Une coupe à travers le fossé et des sondages à l’intérieur du camp ont montré des traces d’essartage antérieures à l’aménagement du site. Lors du creusement des fossés, les déblais furent rejetés vers l’intérieur pour former un parapet de 80 à 90 cm de hauteur. A l’est, le talus naturel fut entaillé pour réserver une protection suffisante. Des traces très nettes de feu dans les fossés indiquent encore un nettoyage ultérieur du site. Les sondages ont apporté un matériel archéologique très modeste : fragments de fourneaux et de tuyaux de pipe, un tesson de cruche décorée au bleu de cobalt. Ces objets ne peuvent dater d’avant 1584/90.

Devant cette carence, seule la confrontation de la typologie des fortifications avec les données de l’histoire locale et de la topographie ancienne peut jeter quelque lumière sur l’origine et la fonction de cet ouvrage. Ce type d’enceinte bastionnée, sans courtine ni flancs, marque les débuts de ce type de fortification ; sa chronologie semble devoir se placer dans le courant du dernier quart du XVIe siècle et les débuts du XVIIe siècle. Le fortin occupe un endroit stratégique. Jadis, en effet, si l’on voulait se rendre à Mortehan au départ d’Herbeumont, il fallait obligatoirement passer la Semois pour poursuivre sa route sur la rive gauche. La rivière venait buter anciennement contre le massif schisteux de la Côte de Champion et ne laissait point de passage à une route sur sa rive droite. Ce n’est qu’au XIXe siècle, que la route actuelle a été implantée sur un remblai et a déplacé, de ce fait, le cours de la rivière vers le sud en isolant la noue ancienne ; ce bras mort marque d’ailleurs toujours la limite entre les communes de Cugnon et de Herbeumont.
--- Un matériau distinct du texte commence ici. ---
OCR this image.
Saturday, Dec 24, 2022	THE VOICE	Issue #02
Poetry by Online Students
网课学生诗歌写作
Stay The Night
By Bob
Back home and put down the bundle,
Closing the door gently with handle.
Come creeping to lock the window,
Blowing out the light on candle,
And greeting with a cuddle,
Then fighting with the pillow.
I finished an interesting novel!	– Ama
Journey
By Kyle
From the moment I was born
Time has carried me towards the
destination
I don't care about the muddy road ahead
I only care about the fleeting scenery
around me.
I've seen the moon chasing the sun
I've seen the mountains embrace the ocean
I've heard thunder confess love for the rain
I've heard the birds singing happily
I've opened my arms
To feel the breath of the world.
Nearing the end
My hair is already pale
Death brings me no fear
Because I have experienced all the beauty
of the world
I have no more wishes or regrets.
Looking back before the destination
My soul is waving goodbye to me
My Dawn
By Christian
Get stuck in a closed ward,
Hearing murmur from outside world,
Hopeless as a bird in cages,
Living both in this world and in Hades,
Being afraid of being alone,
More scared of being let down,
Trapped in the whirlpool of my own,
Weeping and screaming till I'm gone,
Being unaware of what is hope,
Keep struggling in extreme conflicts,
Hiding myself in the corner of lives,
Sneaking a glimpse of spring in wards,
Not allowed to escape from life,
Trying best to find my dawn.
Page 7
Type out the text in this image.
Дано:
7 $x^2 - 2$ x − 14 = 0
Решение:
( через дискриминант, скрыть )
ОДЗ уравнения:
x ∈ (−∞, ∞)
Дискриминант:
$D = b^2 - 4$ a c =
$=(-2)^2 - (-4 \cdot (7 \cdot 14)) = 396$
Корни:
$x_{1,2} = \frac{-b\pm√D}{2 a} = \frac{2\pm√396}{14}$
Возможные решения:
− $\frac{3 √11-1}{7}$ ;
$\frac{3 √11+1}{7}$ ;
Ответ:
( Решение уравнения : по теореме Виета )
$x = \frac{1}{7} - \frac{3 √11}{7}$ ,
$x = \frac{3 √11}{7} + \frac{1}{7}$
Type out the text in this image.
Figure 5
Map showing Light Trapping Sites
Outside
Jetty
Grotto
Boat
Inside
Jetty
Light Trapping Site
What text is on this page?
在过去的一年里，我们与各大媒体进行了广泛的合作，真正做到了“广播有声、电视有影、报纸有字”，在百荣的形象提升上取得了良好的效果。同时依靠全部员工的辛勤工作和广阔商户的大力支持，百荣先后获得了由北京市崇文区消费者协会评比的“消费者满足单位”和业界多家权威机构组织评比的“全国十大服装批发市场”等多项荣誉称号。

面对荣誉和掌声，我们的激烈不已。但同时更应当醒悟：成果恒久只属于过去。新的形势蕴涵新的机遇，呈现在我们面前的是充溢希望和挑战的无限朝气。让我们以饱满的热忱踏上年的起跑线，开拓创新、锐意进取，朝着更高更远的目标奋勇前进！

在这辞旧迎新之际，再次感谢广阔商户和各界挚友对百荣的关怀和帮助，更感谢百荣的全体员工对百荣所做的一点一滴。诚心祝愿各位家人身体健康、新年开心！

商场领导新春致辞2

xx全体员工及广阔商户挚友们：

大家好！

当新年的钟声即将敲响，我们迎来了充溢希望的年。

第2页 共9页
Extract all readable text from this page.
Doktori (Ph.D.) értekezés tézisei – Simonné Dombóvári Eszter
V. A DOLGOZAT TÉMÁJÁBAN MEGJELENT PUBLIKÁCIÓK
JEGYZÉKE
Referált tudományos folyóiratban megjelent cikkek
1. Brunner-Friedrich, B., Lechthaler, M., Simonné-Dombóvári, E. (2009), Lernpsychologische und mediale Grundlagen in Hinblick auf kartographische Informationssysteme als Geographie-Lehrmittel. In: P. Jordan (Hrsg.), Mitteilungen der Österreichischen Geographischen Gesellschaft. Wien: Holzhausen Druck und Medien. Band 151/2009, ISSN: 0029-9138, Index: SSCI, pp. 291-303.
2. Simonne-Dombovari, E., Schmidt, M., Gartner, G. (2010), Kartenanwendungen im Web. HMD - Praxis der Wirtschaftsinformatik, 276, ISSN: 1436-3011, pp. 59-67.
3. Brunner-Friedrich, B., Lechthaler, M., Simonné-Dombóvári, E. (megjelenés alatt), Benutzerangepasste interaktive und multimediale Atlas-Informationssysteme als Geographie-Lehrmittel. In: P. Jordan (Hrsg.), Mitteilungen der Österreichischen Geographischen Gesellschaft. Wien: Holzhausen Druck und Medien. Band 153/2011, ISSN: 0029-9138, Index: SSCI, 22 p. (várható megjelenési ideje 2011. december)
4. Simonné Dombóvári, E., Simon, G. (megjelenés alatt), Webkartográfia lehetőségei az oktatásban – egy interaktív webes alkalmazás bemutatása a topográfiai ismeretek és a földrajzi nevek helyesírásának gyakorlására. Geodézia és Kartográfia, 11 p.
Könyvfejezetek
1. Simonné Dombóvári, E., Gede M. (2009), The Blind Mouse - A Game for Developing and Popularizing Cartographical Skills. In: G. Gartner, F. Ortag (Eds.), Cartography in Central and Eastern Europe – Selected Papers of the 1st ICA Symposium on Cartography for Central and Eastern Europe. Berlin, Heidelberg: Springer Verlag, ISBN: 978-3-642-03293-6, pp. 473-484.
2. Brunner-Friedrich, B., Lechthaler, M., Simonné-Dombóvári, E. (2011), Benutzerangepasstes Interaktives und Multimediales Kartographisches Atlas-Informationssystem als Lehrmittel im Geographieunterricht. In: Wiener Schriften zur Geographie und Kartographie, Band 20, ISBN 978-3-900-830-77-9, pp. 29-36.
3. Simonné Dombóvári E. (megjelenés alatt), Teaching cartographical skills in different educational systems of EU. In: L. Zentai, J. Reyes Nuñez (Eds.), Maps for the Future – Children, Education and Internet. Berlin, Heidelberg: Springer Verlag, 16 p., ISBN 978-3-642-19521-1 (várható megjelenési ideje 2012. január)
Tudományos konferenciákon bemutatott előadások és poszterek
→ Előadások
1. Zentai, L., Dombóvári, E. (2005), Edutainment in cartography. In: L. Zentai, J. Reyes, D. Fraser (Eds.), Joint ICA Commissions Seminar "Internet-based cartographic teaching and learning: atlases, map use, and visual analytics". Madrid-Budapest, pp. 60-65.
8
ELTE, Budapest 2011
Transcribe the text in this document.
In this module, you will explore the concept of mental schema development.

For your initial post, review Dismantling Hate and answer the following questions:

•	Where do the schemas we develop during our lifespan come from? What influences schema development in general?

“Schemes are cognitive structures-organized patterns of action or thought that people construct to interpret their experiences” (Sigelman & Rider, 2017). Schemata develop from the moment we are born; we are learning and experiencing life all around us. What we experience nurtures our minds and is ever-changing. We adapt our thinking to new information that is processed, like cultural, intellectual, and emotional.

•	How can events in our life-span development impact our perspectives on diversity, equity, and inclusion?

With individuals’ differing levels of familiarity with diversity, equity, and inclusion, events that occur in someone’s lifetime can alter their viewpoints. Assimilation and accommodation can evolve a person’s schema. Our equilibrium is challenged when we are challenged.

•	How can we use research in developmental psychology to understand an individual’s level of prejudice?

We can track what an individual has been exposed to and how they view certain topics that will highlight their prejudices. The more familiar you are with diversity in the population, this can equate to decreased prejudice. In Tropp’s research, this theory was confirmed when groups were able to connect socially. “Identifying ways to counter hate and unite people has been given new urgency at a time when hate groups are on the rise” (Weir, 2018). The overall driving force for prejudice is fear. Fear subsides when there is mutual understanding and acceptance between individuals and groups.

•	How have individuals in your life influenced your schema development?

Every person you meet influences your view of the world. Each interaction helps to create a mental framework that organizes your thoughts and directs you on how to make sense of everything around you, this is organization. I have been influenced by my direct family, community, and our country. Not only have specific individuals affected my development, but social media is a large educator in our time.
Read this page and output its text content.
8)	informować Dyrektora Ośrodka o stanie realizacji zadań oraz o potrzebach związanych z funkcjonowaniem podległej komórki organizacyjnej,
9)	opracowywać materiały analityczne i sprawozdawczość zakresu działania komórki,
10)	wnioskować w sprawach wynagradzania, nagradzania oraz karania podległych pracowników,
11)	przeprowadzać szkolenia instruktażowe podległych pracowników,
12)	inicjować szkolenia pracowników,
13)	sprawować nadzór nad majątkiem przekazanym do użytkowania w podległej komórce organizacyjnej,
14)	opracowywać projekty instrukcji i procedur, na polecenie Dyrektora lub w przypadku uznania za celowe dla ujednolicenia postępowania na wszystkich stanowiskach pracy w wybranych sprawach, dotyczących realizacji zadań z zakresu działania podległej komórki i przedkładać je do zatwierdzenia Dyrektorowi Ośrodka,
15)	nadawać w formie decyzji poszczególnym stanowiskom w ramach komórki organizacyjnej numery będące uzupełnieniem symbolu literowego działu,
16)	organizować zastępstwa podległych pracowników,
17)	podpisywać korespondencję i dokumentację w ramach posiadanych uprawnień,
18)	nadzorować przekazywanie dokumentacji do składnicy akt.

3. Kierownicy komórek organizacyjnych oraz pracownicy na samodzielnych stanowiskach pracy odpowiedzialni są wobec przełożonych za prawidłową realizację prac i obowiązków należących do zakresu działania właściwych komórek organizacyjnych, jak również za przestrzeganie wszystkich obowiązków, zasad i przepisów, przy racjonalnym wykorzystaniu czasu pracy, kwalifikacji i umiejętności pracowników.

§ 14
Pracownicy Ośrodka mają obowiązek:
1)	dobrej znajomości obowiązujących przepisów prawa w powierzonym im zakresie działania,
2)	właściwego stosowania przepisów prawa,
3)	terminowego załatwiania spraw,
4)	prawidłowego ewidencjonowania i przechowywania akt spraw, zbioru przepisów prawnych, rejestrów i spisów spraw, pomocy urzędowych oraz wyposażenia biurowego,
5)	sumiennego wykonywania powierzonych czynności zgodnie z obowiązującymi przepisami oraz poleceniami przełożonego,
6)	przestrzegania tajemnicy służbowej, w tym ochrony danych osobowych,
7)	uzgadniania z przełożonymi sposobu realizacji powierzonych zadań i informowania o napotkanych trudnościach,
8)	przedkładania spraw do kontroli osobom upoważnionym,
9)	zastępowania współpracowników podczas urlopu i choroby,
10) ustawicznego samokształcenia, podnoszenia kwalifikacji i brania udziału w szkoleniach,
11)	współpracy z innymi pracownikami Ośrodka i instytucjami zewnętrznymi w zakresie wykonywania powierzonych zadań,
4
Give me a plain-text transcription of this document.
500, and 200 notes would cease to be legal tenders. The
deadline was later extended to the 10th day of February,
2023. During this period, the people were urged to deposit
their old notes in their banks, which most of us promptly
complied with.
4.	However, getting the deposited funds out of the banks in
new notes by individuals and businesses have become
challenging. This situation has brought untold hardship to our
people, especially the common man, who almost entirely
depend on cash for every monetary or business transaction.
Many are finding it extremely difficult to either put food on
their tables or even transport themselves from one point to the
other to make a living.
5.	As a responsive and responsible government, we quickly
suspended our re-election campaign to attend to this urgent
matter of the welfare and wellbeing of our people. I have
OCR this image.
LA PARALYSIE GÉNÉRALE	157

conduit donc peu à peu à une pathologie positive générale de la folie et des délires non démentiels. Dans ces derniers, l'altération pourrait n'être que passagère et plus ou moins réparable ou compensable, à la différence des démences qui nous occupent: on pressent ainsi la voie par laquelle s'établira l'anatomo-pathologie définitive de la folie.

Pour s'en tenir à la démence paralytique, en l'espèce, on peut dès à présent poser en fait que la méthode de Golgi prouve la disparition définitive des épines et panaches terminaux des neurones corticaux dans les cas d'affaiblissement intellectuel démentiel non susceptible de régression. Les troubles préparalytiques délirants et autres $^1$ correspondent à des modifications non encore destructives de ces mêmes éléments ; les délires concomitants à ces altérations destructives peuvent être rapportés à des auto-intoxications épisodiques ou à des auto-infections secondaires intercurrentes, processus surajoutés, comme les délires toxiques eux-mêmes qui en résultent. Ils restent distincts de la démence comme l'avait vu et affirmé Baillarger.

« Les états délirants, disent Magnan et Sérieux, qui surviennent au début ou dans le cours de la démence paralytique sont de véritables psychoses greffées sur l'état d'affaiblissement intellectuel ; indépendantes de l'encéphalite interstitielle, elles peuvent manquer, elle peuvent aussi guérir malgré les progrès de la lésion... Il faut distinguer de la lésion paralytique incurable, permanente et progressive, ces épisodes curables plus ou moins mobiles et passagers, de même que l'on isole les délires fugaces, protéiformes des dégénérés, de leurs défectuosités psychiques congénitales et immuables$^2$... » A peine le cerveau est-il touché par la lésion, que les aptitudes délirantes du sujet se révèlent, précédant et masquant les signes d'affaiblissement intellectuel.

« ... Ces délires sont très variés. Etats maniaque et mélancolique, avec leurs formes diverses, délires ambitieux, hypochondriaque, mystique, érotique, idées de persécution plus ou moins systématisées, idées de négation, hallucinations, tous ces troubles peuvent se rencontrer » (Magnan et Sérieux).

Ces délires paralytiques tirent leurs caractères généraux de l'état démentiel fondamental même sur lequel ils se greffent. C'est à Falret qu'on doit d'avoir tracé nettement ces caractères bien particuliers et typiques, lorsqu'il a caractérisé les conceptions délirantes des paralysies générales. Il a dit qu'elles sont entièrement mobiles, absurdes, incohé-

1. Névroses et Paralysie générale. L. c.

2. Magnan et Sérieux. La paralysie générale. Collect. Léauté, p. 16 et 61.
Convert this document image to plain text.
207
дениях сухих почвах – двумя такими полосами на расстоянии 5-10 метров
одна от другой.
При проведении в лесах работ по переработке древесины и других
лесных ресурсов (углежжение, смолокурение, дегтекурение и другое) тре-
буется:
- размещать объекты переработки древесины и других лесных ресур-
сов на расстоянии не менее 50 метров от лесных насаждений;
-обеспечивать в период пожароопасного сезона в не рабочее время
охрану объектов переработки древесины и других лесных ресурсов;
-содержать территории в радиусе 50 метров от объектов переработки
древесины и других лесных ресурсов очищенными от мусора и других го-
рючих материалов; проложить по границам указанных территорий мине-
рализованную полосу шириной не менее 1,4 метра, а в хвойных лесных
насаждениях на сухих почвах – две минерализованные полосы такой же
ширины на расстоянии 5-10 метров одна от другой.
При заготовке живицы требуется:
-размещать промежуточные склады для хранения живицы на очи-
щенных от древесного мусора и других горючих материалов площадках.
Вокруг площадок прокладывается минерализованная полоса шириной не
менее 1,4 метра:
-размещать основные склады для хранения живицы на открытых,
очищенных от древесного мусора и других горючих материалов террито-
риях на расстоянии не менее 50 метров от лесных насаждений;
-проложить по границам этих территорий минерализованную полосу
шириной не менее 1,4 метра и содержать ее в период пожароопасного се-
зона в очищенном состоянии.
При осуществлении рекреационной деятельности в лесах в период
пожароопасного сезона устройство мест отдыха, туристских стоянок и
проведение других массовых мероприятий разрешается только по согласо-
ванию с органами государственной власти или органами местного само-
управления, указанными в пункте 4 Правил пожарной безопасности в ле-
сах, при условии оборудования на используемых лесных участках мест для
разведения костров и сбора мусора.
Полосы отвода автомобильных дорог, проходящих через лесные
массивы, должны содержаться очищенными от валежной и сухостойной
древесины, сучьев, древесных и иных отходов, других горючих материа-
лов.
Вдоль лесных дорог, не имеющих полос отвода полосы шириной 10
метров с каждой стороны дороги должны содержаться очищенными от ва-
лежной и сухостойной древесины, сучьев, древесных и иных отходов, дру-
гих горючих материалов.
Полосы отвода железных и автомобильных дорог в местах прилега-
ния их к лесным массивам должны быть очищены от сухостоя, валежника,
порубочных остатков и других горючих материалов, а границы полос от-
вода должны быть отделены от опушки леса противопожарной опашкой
Cette topographie ancienne éclaire singulièrement le rôle des habitants du hameau abandonné de Champion relaté dans les textes (1). Situé en face du fortin, de l’autre côté de la Semois, il comptait, en 1613, quatre maisons modestes. Le toponyme actuel Côte de Champion, perpétue encore son souvenir, mais sa localisation précise reste cependant encore problématique ; la ligne de chemin de fer Bertrix-Muno et la route Bertrix-Herbeumont ont, en effet, bouleversé tout le paysage ancien. On sait, d’autre part, que les habitants de ce hameau portaient le surnom d’ « hommes de Sarados » et qu’ils percevaient un droit de passage de la Semois à charge des habitants de Herbeumont, Cugnon, Mortehan et Auby. Par ailleurs, une brève chronique, conservée dans les registres paroissiaux de Herbeumont, consigne en 1622 (2): « quantz aux Alemans qui estoientz demeurez à Sedain se sont caschez depuis les departemens de notre armés et gendarmerie sescouler et passer pays pr troup dont la premiere as esté attaqué dans les bois de Transine et avoitz passé Semoi à Sarada des membres après avoir erres toute la nuit se retrouverent au point du jour à Bertrix … ». Ce texte relate un évènement de la Guerre de Trente Ans, lorsqu’en 1622, les troupes impériales de Don Gonzalvo de Cordoba poursuivirent celles d’Ernest de Mansfeld. Ce dernier, après avoir campé à Sedan, gagna la République néerlandaise, non sans s’être fait tailler en pièces à Fleurus le 22 août. L’identification du passage de Sarada, mentionné en 1622, avec le gué de Su Champs pris en charge par les « hommes de Sarados » ainsi dénommés dans le texte de 1613 est patente.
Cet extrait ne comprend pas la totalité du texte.